Tips to Help Your Autistic Child Successfully Transition into School

Autistic Disorder, which, in some scientific circles has come to be known as ”mindblindedness” is a disorder in which the systems of neurology and development are disrupted. It usually presents itself in children between the ages of one and three. Autistic children are highly sensitive to routine and change. Disruption in their routines can cause great stress in their lives as well as the lives of their caregiver or their parent. Therefore, a special challenge for parents is the time of transition for the autistic child from home to school. However, the transition from your home into the school environment does not have to be so traumatic that it unsettles your entire world. This article will present five tips to help you and your child effectively manage the difficult, but possible transition of going from the home environment into the school environment. 

Photo by  Aaron Burden

Photo by Aaron Burden

1. Routine

Before your child goes back to school, do things that simulate the school environment. Like home, school is centered on routine. Use this to your advantage. Before the child goes back to school, begin implementing some new, school-like routines into your day. Have a set nap time. Perhaps a routine time to look at books. Make sure that you have a regular meal time. Schedule a time to play outdoors. .These are just a few of the routines that you can implement in your home that will prepare your child for school.

2. Talk about Routine 

Get your child talking about school. Question them gently. Is there anything that they are looking forward to? Have them tell you about it. What about things that make them scared? Encourage them to talk about their fears. This time of sharing is so important because it lessens their feelings of loneliness and fear. Knowing that you know about the "monster under the bed", all the things that they are afraid of, goes a long ways towards helping them feel a little more comfortable in their new environment.

Photo by  Sherman Yang

Photo by Sherman Yang

3. Child in charge

Backpacks, lunch boxes, binders, markers...it may seem trivial to us, but it is ever important to the child, especially to the autistic child who is transitioning into school. Give them the keys to the kingdom. Let them make the choices about what they want and what they don't want. Let them choose their backpack. Let them choose their binder. Let them choose their lunchbox. It may seem a small thing, but for them it is empowering. It gives them a sense of being in charge of their lives. Don't overlook this important strategy.

4. Prepare Teachers

 This is a must for helping your autistic child to transition from home into school. The child's teacher must be prepared to attend to the child's needs. He or she must know what to expect and understand why the child may be behaving in a disruptive way. The teacher will need to know how to help the child in such a situation. The teacher needs to be intensely involved in the transitioning process.

Photo by  Wonderlane

Photo by Wonderlane

5. Sleep

Although this tip is last, it does not mean it is less important. Sleep is extremely important for any child, especially the autistic child. Transitioning into school, is a difficult time for autistic children. It is so difficult that it can often cause a great deal of anxiety in children. This can cause disruptions in sleep, which, in turn, can cause sleep deprivation. Sleep deprivation can lead to moodiness, irritability,, an inability to focus, and even more anxiety. Make sure your child gets enough sleep. It will do him or her a world of good and make transitioning into school that much easier.

Photo by  Tracey Hocking

In conclusion: 

It takes a great deal of dedication to prepare a child for the transition into school. Autistic children are very special and need special care. There are innumerable resources on the internet of which parents and caregivers can avail themselves.. No excuse can be made that there was not enough information. While there were many strategies from which to choose, I chose five: routine, conversation, letting the child feel in control, the preparation of teachers, and sleep to be the most important. 
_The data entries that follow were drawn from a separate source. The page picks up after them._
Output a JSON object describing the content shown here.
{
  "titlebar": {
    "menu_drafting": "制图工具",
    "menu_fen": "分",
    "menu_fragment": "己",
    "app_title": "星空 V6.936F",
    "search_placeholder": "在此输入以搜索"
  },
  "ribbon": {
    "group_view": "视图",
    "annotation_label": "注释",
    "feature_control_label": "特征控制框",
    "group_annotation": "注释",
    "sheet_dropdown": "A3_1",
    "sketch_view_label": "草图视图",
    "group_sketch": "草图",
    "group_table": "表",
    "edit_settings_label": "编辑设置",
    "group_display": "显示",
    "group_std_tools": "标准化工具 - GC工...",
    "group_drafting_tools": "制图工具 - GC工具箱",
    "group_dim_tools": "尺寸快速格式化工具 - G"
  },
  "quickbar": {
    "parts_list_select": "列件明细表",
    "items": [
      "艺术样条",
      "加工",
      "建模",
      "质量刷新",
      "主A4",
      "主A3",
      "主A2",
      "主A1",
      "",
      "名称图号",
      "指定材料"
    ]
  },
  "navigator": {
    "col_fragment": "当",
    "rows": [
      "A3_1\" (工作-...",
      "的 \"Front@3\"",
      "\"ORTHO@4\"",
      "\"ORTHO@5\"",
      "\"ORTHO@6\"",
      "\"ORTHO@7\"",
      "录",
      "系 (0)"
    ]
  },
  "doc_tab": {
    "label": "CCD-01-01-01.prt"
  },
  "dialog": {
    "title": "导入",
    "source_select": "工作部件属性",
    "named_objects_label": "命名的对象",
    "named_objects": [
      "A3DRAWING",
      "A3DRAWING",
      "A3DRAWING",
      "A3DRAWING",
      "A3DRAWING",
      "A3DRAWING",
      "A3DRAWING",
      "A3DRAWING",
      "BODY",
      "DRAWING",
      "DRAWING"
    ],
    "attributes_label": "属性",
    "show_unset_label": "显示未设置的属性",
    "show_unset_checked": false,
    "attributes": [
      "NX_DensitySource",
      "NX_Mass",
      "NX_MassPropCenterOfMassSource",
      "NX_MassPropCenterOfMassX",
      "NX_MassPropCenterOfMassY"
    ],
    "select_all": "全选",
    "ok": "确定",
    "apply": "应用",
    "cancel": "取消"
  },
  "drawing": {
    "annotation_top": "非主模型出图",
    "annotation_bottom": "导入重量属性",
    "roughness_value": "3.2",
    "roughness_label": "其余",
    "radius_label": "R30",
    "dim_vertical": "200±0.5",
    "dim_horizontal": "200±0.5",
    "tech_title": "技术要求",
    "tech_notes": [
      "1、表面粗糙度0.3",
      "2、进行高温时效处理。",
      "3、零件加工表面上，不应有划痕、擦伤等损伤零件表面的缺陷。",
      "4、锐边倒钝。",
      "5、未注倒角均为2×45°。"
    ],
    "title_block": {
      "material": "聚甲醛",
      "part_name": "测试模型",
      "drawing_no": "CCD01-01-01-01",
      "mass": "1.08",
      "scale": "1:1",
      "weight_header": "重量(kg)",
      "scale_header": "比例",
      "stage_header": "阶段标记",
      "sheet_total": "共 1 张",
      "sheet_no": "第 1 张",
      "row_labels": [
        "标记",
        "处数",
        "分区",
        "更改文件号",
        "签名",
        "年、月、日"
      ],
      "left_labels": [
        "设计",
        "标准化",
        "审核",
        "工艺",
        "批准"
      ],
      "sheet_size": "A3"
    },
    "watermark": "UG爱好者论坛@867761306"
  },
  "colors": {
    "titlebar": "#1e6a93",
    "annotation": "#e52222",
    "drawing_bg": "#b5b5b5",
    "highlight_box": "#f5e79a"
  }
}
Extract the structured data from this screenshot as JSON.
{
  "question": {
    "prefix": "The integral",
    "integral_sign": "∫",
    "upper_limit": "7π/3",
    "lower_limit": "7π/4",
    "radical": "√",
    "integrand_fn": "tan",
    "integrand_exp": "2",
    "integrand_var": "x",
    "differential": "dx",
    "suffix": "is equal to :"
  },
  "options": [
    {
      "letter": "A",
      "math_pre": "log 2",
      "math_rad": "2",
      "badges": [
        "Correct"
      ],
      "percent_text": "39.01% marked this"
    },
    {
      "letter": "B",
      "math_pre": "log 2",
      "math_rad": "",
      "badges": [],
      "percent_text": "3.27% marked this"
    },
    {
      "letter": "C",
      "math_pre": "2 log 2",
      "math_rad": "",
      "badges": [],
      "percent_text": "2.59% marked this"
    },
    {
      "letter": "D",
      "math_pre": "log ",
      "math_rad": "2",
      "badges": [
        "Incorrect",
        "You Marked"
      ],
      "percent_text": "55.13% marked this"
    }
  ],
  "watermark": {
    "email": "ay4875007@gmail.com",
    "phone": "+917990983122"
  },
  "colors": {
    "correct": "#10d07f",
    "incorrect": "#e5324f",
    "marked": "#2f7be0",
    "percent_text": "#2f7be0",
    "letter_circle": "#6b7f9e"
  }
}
Based on all of the information that I encountered on the internet, the most important strategy to implement was that of establishing a routine at home which mimicked the one at school. But whichever one the parent chooses, CHOOSE SOMETHING! Take action for your child. He or she is relying on you to take care of the scary things in life, like the "monsters under the bed," like school! Don't let them down. Be the great parent that you are, and most of all, LOVE your child, and your autistic child will be all the better for it.